É enigmático o pensamento do matemático e filósofo francês Blaise Pascal quando afirmou, em 1669: “Se o nariz de Cleópatra tivesse sido menor, toda a face da Terra teria sido outra”. É difícil especular como um detalhe físico poderia ter efeito no curso da História da Humanidade. Não há nenhuma explicação adicional sobre essa assertiva. Ficamos, então, submetidos às circunstâncias causadas pelo “se”, apresentando sempre uma condição que precisa ser satisfeita para que algo aconteça. Portanto, chegamos à compreensão de que o “se” pode ser aproveitado para especular sobre cenários hipotéticos e seus impactos na história.

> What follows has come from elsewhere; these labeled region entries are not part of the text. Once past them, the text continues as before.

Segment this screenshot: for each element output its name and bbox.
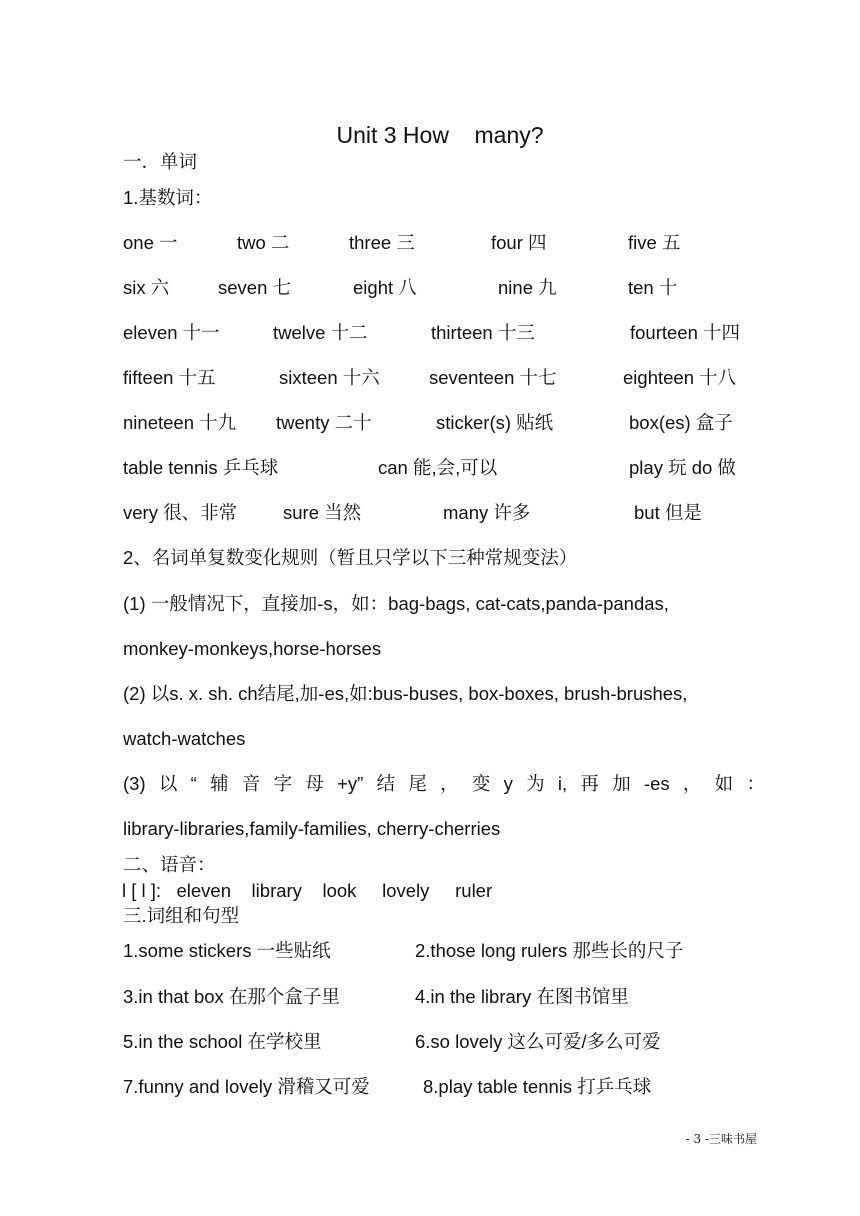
rule-token: 为 — [526, 773, 545, 794]
vocab-word: one 一 — [123, 232, 178, 253]
vocab-word: very 很、非常 — [123, 502, 238, 523]
vocab-word: four 四 — [491, 232, 547, 253]
rule-token: 音 — [241, 773, 261, 794]
rule-token: 尾 — [408, 773, 427, 794]
vocab-word: nine 九 — [498, 277, 557, 298]
rule-token: i, — [557, 773, 568, 794]
vocab-word: fourteen 十四 — [630, 322, 741, 343]
vocab-word: sticker(s) 贴纸 — [436, 412, 554, 433]
vocab-word: box(es) 盒子 — [629, 412, 733, 433]
plural-rule-3 — [123, 772, 765, 796]
vocab-word: ten 十 — [628, 277, 678, 298]
phrase-item: 5.in the school 在学校里 — [123, 1031, 322, 1052]
vocab-word: fifteen 十五 — [123, 367, 216, 388]
phrase-item: 2.those long rulers 那些长的尺子 — [415, 940, 684, 961]
phonics-line: l [ l ]: eleven library look lovely ruler — [122, 880, 493, 901]
section-heading-phonics: 二、语音： — [123, 854, 216, 875]
vocab-word: play 玩 do 做 — [629, 457, 736, 478]
vocab-word: thirteen 十三 — [431, 322, 535, 343]
phrase-item: 8.play table tennis 打乒乓球 — [423, 1076, 652, 1097]
vocab-word: seven 七 — [218, 277, 292, 298]
vocab-word: eleven 十一 — [123, 322, 220, 343]
rule-token: -es — [643, 773, 670, 794]
rule-token: 结 — [376, 773, 396, 794]
rule-token: ， — [440, 773, 459, 794]
rule-token: 加 — [612, 773, 631, 794]
rule-token: +y” — [337, 773, 364, 794]
rule-token: 母 — [305, 773, 324, 794]
vocab-word: many 许多 — [443, 502, 531, 523]
rule-token: (3) — [123, 773, 146, 794]
vocab-word: seventeen 十七 — [429, 367, 557, 388]
section-heading-phrases: 三.词组和句型 — [123, 905, 240, 926]
rule-token: 字 — [273, 773, 293, 794]
vocab-word: sixteen 十六 — [279, 367, 380, 388]
vocab-word: six 六 — [123, 277, 170, 298]
rule-token: 变 — [471, 773, 491, 794]
section-heading-vocabulary: 一．单词 — [123, 151, 198, 172]
vocab-word: table tennis 乒乓球 — [123, 457, 279, 478]
plural-rule-1: (1) 一般情况下，直接加-s，如：bag-bags, cat-cats,panda-pandas, — [123, 593, 669, 614]
plural-rules-heading: 2、名词单复数变化规则（暂且只学以下三种常规变法） — [123, 547, 578, 568]
rule-token: y — [503, 773, 513, 794]
vocab-word: can 能,会,可以 — [378, 457, 498, 478]
rule-token: ： — [746, 773, 765, 794]
plural-rule-2: (2) 以s. x. sh. ch结尾,加-es,如:bus-buses, box-boxes, brush-brushes, — [123, 683, 688, 704]
rule-token: 辅 — [210, 773, 229, 794]
rule-token: 再 — [580, 773, 599, 794]
rule-token: 以 — [158, 773, 178, 794]
vocab-word: eight 八 — [353, 277, 417, 298]
vocab-word: two 二 — [237, 232, 290, 253]
plural-rule-1-continued: monkey-monkeys,horse-horses — [123, 638, 382, 659]
vocab-word: three 三 — [349, 232, 415, 253]
page-title: Unit 3 How many? — [336, 122, 544, 148]
rule-token: ， — [682, 773, 702, 794]
page-footer: - 3 -三味书屋 — [685, 1132, 757, 1146]
vocab-word: eighteen 十八 — [623, 367, 737, 388]
vocab-word: twenty 二十 — [276, 412, 372, 433]
phrase-item: 6.so lovely 这么可爱/多么可爱 — [415, 1031, 661, 1052]
phrase-item: 7.funny and lovely 滑稽又可爱 — [123, 1076, 370, 1097]
vocab-word: nineteen 十九 — [123, 412, 237, 433]
plural-rule-3-continued: library-libraries,family-families, cherry-cherries — [123, 818, 501, 839]
vocab-word: five 五 — [628, 232, 681, 253]
vocab-word: sure 当然 — [283, 502, 362, 523]
vocab-word: twelve 十二 — [273, 322, 368, 343]
phrase-item: 1.some stickers 一些贴纸 — [123, 940, 331, 961]
subheading-cardinal-numbers: 1.基数词： — [123, 187, 213, 208]
rule-token: “ — [190, 773, 197, 794]
vocab-word: but 但是 — [634, 502, 702, 523]
plural-rule-2-continued: watch-watches — [123, 728, 246, 749]
phrase-item: 3.in that box 在那个盒子里 — [123, 986, 340, 1007]
phrase-item: 4.in the library 在图书馆里 — [415, 986, 629, 1007]
rule-token: 如 — [714, 773, 734, 794]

No exercício das conjecturas, podemos compreender que Pascal queria dizer que a beleza da rainha, simbolizada pela projeção nasal, representou o poder de sedução e manipulação que exerceu sobre dois poderosos homens de Roma: Júlio César e Marco Antônio. Ambos, enfeitiçados por ela, promoveram guerras civis que modificaram o curso da história romana.

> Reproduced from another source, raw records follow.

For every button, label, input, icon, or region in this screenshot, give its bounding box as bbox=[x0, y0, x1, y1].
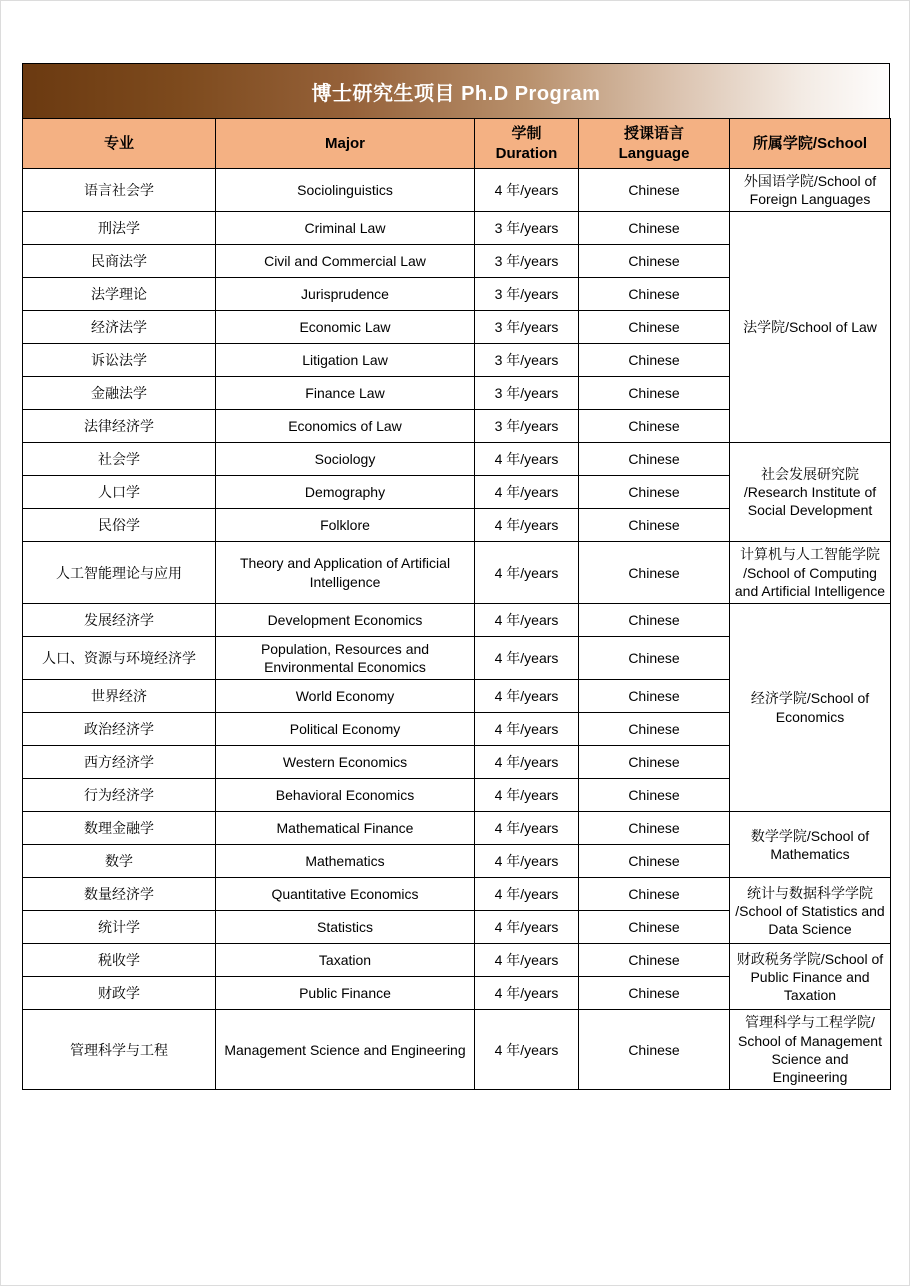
duration-cell: 4 年/years bbox=[475, 476, 579, 509]
language-cell: Chinese bbox=[579, 878, 730, 911]
major-en-cell: Behavioral Economics bbox=[216, 779, 475, 812]
major-zh-cell: 统计学 bbox=[23, 911, 216, 944]
major-zh-cell: 语言社会学 bbox=[23, 169, 216, 212]
major-zh-cell: 金融法学 bbox=[23, 377, 216, 410]
header-label: 所属学院/School bbox=[752, 134, 868, 152]
duration-cell: 3 年/years bbox=[475, 377, 579, 410]
school-cell: 计算机与人工智能学院 /School of Computing and Artificial Intelligence bbox=[730, 542, 891, 604]
duration-cell: 4 年/years bbox=[475, 443, 579, 476]
language-cell: Chinese bbox=[579, 542, 730, 604]
school-cell: 法学院/School of Law bbox=[730, 212, 891, 443]
language-cell: Chinese bbox=[579, 476, 730, 509]
major-en-cell: Taxation bbox=[216, 944, 475, 977]
language-cell: Chinese bbox=[579, 713, 730, 746]
major-en-cell: Finance Law bbox=[216, 377, 475, 410]
language-cell: Chinese bbox=[579, 680, 730, 713]
major-en-cell: Litigation Law bbox=[216, 344, 475, 377]
school-cell: 统计与数据科学学院 /School of Statistics and Data Science bbox=[730, 878, 891, 944]
major-en-cell: Western Economics bbox=[216, 746, 475, 779]
duration-cell: 3 年/years bbox=[475, 410, 579, 443]
duration-cell: 3 年/years bbox=[475, 212, 579, 245]
language-cell: Chinese bbox=[579, 410, 730, 443]
major-en-cell: Management Science and Engineering bbox=[216, 1010, 475, 1090]
duration-cell: 4 年/years bbox=[475, 878, 579, 911]
language-cell: Chinese bbox=[579, 509, 730, 542]
duration-cell: 3 年/years bbox=[475, 278, 579, 311]
table-row bbox=[23, 1010, 891, 1090]
school-cell: 经济学院/School of Economics bbox=[730, 603, 891, 811]
language-cell: Chinese bbox=[579, 1010, 730, 1090]
header-label: 授课语言 bbox=[623, 125, 684, 142]
major-zh-cell: 法律经济学 bbox=[23, 410, 216, 443]
language-cell: Chinese bbox=[579, 977, 730, 1010]
duration-cell: 3 年/years bbox=[475, 245, 579, 278]
major-zh-cell: 财政学 bbox=[23, 977, 216, 1010]
header-label-line2: Language bbox=[618, 144, 690, 162]
language-cell: Chinese bbox=[579, 636, 730, 679]
major-zh-cell: 民商法学 bbox=[23, 245, 216, 278]
language-cell: Chinese bbox=[579, 169, 730, 212]
language-cell: Chinese bbox=[579, 944, 730, 977]
major-en-cell: Economic Law bbox=[216, 311, 475, 344]
header-language bbox=[579, 119, 730, 169]
table-row bbox=[23, 443, 891, 476]
school-cell: 社会发展研究院 /Research Institute of Social Development bbox=[730, 443, 891, 542]
table-row bbox=[23, 212, 891, 245]
duration-cell: 4 年/years bbox=[475, 713, 579, 746]
language-cell: Chinese bbox=[579, 443, 730, 476]
major-zh-cell: 法学理论 bbox=[23, 278, 216, 311]
major-zh-cell: 人口学 bbox=[23, 476, 216, 509]
major-en-cell: Political Economy bbox=[216, 713, 475, 746]
duration-cell: 4 年/years bbox=[475, 746, 579, 779]
duration-cell: 4 年/years bbox=[475, 944, 579, 977]
duration-cell: 4 年/years bbox=[475, 680, 579, 713]
school-cell: 管理科学与工程学院/ School of Management Science and Engineering bbox=[730, 1010, 891, 1090]
major-en-cell: Population, Resources and Environmental Economics bbox=[216, 636, 475, 679]
language-cell: Chinese bbox=[579, 911, 730, 944]
major-en-cell: World Economy bbox=[216, 680, 475, 713]
major-zh-cell: 诉讼法学 bbox=[23, 344, 216, 377]
major-zh-cell: 人工智能理论与应用 bbox=[23, 542, 216, 604]
duration-cell: 4 年/years bbox=[475, 812, 579, 845]
header-major-en bbox=[216, 119, 475, 169]
major-zh-cell: 数学 bbox=[23, 845, 216, 878]
duration-cell: 4 年/years bbox=[475, 977, 579, 1010]
school-cell: 财政税务学院/School of Public Finance and Taxation bbox=[730, 944, 891, 1010]
header-major-zh bbox=[23, 119, 216, 169]
major-zh-cell: 世界经济 bbox=[23, 680, 216, 713]
major-en-cell: Development Economics bbox=[216, 603, 475, 636]
header-duration bbox=[475, 119, 579, 169]
table-row bbox=[23, 878, 891, 911]
language-cell: Chinese bbox=[579, 845, 730, 878]
major-zh-cell: 社会学 bbox=[23, 443, 216, 476]
major-zh-cell: 民俗学 bbox=[23, 509, 216, 542]
major-en-cell: Public Finance bbox=[216, 977, 475, 1010]
major-en-cell: Sociolinguistics bbox=[216, 169, 475, 212]
major-en-cell: Economics of Law bbox=[216, 410, 475, 443]
major-en-cell: Theory and Application of Artificial Intelligence bbox=[216, 542, 475, 604]
header-school bbox=[730, 119, 891, 169]
major-en-cell: Folklore bbox=[216, 509, 475, 542]
duration-cell: 4 年/years bbox=[475, 779, 579, 812]
major-zh-cell: 数理金融学 bbox=[23, 812, 216, 845]
duration-cell: 3 年/years bbox=[475, 344, 579, 377]
language-cell: Chinese bbox=[579, 344, 730, 377]
table-row bbox=[23, 169, 891, 212]
language-cell: Chinese bbox=[579, 779, 730, 812]
language-cell: Chinese bbox=[579, 746, 730, 779]
major-en-cell: Quantitative Economics bbox=[216, 878, 475, 911]
major-zh-cell: 西方经济学 bbox=[23, 746, 216, 779]
major-en-cell: Sociology bbox=[216, 443, 475, 476]
language-cell: Chinese bbox=[579, 212, 730, 245]
header-label: Major bbox=[324, 134, 365, 152]
phd-program-table bbox=[22, 63, 890, 1090]
major-en-cell: Criminal Law bbox=[216, 212, 475, 245]
table-row bbox=[23, 603, 891, 636]
language-cell: Chinese bbox=[579, 812, 730, 845]
duration-cell: 4 年/years bbox=[475, 509, 579, 542]
duration-cell: 4 年/years bbox=[475, 845, 579, 878]
language-cell: Chinese bbox=[579, 311, 730, 344]
header-label: 学制 bbox=[511, 125, 542, 142]
major-zh-cell: 政治经济学 bbox=[23, 713, 216, 746]
duration-cell: 3 年/years bbox=[475, 311, 579, 344]
header-row bbox=[23, 119, 891, 169]
major-zh-cell: 人口、资源与环境经济学 bbox=[23, 636, 216, 679]
major-en-cell: Demography bbox=[216, 476, 475, 509]
major-en-cell: Civil and Commercial Law bbox=[216, 245, 475, 278]
duration-cell: 4 年/years bbox=[475, 911, 579, 944]
language-cell: Chinese bbox=[579, 245, 730, 278]
language-cell: Chinese bbox=[579, 278, 730, 311]
program-table bbox=[22, 118, 891, 1090]
duration-cell: 4 年/years bbox=[475, 603, 579, 636]
table-row bbox=[23, 542, 891, 604]
school-cell: 外国语学院/School of Foreign Languages bbox=[730, 169, 891, 212]
duration-cell: 4 年/years bbox=[475, 542, 579, 604]
table-row bbox=[23, 812, 891, 845]
major-en-cell: Jurisprudence bbox=[216, 278, 475, 311]
table-body bbox=[23, 169, 891, 1090]
table-title: 博士研究生项目 Ph.D Program bbox=[311, 82, 601, 105]
header-label-line2: Duration bbox=[495, 144, 558, 162]
major-zh-cell: 经济法学 bbox=[23, 311, 216, 344]
major-zh-cell: 税收学 bbox=[23, 944, 216, 977]
language-cell: Chinese bbox=[579, 603, 730, 636]
major-zh-cell: 行为经济学 bbox=[23, 779, 216, 812]
major-en-cell: Mathematics bbox=[216, 845, 475, 878]
table-title-bar bbox=[22, 63, 890, 118]
major-en-cell: Statistics bbox=[216, 911, 475, 944]
major-zh-cell: 管理科学与工程 bbox=[23, 1010, 216, 1090]
major-zh-cell: 刑法学 bbox=[23, 212, 216, 245]
duration-cell: 4 年/years bbox=[475, 1010, 579, 1090]
duration-cell: 4 年/years bbox=[475, 636, 579, 679]
major-zh-cell: 发展经济学 bbox=[23, 603, 216, 636]
major-zh-cell: 数量经济学 bbox=[23, 878, 216, 911]
duration-cell: 4 年/years bbox=[475, 169, 579, 212]
school-cell: 数学学院/School of Mathematics bbox=[730, 812, 891, 878]
language-cell: Chinese bbox=[579, 377, 730, 410]
header-label: 专业 bbox=[103, 134, 134, 152]
major-en-cell: Mathematical Finance bbox=[216, 812, 475, 845]
table-row bbox=[23, 944, 891, 977]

Os historiadores estabelecem relações causais para explicar os processos históricos. Podemos concluir que nada acontece por acaso: tudo tem uma motivação. Suas narrativas sempre abordam a relação de “causa” e “efeito”. Os acontecimentos que culminaram na barbárie de 8 de janeiro de 2023 foram provocados por conexões causais concretas. Se estivesse entre nós, Pascal talvez dissesse: “Se não fossem proclamados, à exaustão, os discursos de ódio, a nossa história recente teria sido outra”. Desapareceriam, assim, as probabilidades daquela ocorrência. Tal como no “nariz de Cleópatra”, os protagonistas daquele episódio que ameaçou matar a nossa democracia, também estavam “enfeitiçados” e “manipulados” por ideias e pensamentos que contrariavam a lógica da ordem social e os princípios fundamentais da democracia. Há sempre um significado por trás de cada ato.
Tanto na alusão ao “nariz de Cleópatra” quanto na retórica da violência que estimulou os atos antidemocráticos, percebe-se a influência da paixão e do fascínio pelo poder. Afinal de contas, “o desejo de poder é a mais violenta paixão humana”. Cleópatra soube explorar bem essa força. Os invasores da Praça dos Três Poderes, em Brasília, felizmente, não conseguiram concretizar as mesmas intenções. Porém, esse é um exercício frequentemente utilizado pelos historiadores, procurando responder à pergunta íntima de como determinados acontecimentos teriam ocorrido, se as motivações tivessem sido outras. Aristóteles considerava as paixões como forças impulsionadoras à ação humana, direcionando-a ao que considera bom ou ruim. As emoções influenciam o comportamento das pessoas, produzindo nelas sentimentos intensos.
Está provado que a ambição pelo poder produz movimentos de confronto bélico e dá origem a uma patologia mental que impacta as relações sociais e políticas. Nas duas situações mencionadas neste texto, a prevalência da vontade absoluta transforma os protagonistas da história em escravos da paixão pela autocracia, seduzidos por interesses que, naturalmente, não seriam os seus. Tornam-se, assim, lutadores de uma causa alheia.